What goes up, they say, must come down. And for a piston in a combustion engine, that's certainly true. But does it actually need to come down the same distance as it originally rose?
It's another sticking point with the basic layout of a combustion engine. During the intake stroke, the amount of fuel and air drawn in must be at a particular ratio - 14.7:1 - and it must be compressed the right amount to make it burn efficiently (anything up to around 14:1 compression ratio, but normally nearer 10:1).
The problem is that the fuel-air mixture when it burns, can actually expand much more, creating valuable power. Conventional engines simply can't use this extra expansion; once the piston reaches the bottom of its power stroke, any further expansion of the gases inside must be got ride of through the exhaust valve. But, with a clever crankshaft and con-rod arrangement, it's actually possible to create an engine that has a power stroke that's longer than its intake stroke.
Honda is just one of the companies working on this new engine arrangement, using a secondary shaft, turning at half engine speed, connected to the lower part of a two-piece con-rod, its movement means that during the intake and compression strokes, the piston travels only a relatively small distance, but then moves much further during the power and exhaust strokes. Effectively, it creates a combustion engine that that has a small capacity when it's drawing fuel in, but a large capacity when it's pumping power out.

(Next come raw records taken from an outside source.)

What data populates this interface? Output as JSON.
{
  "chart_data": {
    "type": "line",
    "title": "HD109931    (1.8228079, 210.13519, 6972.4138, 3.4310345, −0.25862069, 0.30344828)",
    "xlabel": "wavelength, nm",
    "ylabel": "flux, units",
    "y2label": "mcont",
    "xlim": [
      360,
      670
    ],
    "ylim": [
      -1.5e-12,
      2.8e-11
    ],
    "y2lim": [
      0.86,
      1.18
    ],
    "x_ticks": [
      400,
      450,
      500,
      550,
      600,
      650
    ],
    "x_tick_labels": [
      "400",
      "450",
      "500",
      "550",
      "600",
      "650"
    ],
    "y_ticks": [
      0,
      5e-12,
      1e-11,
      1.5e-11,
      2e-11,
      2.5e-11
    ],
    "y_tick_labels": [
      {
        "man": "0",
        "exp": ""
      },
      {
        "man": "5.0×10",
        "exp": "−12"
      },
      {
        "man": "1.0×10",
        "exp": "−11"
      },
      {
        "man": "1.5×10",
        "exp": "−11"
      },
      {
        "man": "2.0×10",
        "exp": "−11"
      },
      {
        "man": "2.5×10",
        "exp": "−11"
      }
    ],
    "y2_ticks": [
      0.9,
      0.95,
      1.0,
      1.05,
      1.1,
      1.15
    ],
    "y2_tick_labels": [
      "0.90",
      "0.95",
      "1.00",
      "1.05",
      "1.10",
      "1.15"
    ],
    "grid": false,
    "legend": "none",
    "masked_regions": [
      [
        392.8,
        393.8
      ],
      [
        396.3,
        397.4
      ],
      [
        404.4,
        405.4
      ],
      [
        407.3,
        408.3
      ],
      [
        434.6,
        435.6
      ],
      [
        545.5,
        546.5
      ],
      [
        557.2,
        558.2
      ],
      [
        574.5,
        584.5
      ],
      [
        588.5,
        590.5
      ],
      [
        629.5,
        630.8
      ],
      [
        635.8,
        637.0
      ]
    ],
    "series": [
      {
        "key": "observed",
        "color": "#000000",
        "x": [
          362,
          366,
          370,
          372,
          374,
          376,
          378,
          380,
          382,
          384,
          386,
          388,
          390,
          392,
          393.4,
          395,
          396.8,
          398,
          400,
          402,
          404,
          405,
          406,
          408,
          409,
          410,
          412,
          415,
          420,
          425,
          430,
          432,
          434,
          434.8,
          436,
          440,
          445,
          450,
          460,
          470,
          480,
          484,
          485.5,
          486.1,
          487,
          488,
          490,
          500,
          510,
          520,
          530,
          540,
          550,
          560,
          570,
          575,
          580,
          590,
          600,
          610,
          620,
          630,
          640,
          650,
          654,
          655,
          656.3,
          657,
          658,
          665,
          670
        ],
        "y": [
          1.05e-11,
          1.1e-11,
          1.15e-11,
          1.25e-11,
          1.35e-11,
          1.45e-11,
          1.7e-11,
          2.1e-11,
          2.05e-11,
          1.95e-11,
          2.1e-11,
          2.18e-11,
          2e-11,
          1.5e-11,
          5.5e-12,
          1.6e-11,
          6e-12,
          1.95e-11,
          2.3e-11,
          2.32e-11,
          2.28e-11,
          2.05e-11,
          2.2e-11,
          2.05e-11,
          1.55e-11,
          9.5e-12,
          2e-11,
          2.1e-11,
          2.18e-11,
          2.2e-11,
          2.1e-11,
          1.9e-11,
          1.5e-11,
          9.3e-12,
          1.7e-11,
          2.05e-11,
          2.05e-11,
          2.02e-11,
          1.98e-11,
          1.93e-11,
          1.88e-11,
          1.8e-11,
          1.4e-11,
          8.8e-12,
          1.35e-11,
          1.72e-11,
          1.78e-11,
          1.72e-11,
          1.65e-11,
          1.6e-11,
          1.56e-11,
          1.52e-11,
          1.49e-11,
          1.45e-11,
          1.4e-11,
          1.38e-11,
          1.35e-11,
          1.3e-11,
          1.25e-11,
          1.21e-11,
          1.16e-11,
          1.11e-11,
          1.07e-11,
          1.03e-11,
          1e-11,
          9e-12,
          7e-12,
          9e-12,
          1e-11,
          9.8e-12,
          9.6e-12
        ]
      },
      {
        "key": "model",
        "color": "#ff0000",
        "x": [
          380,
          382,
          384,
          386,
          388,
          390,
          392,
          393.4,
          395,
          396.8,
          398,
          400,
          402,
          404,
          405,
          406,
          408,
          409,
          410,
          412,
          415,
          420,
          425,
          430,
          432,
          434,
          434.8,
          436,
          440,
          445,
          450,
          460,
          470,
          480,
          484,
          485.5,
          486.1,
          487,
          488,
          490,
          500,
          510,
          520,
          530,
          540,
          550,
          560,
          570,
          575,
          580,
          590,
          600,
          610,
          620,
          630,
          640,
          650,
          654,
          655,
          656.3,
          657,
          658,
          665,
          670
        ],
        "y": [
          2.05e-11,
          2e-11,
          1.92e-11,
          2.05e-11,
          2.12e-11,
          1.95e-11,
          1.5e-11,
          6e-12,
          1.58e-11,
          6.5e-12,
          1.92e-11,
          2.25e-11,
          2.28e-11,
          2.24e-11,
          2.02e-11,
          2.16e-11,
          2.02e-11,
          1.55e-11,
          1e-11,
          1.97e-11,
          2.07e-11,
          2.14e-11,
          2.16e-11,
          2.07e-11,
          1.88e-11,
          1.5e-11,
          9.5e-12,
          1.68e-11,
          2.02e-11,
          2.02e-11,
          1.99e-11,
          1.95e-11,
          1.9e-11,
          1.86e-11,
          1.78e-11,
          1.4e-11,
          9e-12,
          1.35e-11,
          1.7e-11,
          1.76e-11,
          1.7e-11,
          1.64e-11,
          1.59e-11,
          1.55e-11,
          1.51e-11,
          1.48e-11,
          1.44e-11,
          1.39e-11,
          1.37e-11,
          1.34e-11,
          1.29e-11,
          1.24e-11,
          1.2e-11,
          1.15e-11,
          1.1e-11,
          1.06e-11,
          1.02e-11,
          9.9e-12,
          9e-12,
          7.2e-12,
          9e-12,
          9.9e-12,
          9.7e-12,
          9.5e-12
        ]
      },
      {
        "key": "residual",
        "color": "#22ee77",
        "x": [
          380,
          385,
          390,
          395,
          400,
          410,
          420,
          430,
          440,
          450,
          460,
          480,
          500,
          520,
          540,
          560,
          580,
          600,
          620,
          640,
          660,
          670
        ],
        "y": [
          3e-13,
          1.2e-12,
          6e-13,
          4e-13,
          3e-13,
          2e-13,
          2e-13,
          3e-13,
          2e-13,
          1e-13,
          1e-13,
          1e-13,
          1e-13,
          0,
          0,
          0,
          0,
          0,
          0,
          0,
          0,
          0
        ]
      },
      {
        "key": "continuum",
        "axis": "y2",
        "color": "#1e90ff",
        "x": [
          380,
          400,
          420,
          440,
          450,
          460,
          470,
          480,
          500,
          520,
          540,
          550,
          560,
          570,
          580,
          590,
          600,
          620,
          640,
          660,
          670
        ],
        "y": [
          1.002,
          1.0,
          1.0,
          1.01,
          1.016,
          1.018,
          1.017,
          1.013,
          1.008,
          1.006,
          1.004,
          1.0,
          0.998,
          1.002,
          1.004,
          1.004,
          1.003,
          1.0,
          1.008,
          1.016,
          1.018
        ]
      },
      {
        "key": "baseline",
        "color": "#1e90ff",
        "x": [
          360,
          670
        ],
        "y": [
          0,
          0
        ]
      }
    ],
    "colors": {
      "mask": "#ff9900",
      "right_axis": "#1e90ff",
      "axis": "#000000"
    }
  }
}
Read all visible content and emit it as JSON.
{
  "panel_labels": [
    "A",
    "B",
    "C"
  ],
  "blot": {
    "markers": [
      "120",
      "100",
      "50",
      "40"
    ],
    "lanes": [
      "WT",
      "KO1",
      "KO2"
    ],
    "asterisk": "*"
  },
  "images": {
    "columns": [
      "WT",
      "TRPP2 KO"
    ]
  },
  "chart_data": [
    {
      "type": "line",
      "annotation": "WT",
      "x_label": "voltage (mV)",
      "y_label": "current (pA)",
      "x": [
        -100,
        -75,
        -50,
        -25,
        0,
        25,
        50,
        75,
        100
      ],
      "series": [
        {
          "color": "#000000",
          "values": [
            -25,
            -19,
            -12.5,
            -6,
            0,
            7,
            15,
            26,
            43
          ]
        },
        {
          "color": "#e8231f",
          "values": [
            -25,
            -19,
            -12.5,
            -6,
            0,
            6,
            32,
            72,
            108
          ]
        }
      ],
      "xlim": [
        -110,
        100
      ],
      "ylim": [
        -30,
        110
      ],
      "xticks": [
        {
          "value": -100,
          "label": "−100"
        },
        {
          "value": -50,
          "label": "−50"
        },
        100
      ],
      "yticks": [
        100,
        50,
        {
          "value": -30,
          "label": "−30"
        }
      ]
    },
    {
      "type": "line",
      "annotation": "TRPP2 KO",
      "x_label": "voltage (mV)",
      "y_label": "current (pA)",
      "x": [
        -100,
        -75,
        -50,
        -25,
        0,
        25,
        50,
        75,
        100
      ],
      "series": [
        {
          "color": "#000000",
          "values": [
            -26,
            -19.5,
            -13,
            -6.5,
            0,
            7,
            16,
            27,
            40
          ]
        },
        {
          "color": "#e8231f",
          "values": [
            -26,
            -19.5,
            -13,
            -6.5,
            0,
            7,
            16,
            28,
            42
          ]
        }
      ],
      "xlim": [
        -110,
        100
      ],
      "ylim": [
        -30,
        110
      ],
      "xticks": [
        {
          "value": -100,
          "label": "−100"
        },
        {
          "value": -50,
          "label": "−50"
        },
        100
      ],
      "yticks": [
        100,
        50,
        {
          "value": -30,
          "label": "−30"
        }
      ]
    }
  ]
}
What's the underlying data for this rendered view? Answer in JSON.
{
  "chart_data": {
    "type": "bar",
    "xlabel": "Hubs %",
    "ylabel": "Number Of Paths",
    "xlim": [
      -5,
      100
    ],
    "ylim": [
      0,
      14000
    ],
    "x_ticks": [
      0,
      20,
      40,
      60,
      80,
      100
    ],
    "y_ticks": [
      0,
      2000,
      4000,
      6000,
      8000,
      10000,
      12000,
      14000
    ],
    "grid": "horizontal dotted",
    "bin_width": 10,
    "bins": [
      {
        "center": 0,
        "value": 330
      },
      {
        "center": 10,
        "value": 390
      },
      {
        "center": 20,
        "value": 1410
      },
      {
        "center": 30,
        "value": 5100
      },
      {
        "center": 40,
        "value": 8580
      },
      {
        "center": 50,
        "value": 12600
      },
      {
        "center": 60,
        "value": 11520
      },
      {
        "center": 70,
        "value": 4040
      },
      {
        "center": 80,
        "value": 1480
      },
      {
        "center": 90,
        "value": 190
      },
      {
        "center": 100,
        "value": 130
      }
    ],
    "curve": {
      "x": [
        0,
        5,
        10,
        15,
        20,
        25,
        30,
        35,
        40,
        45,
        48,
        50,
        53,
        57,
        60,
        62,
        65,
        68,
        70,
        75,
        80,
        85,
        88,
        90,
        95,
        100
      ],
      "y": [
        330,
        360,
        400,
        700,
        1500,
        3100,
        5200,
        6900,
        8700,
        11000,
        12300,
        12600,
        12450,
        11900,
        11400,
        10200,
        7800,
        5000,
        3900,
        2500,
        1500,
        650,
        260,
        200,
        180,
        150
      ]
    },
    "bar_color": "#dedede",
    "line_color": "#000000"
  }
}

Honda's prototype engine – an air-cooled single cylinder – has an intake capacity of 135cc but an expansion capacity of 203cc, a 50 percent increase. On a motorcycle, that would equate to a four-cylinder engine that's 540cc during intake, but 812cc during the power stroke.
Pumping losses are reduced, as is friction, because the piston doesn't travel as far as it would in a conventional engine. The prototype engine has shown Honda that in the near future they can improve fuel efficiency well past 20 percent without sacrificing raw engine power performance.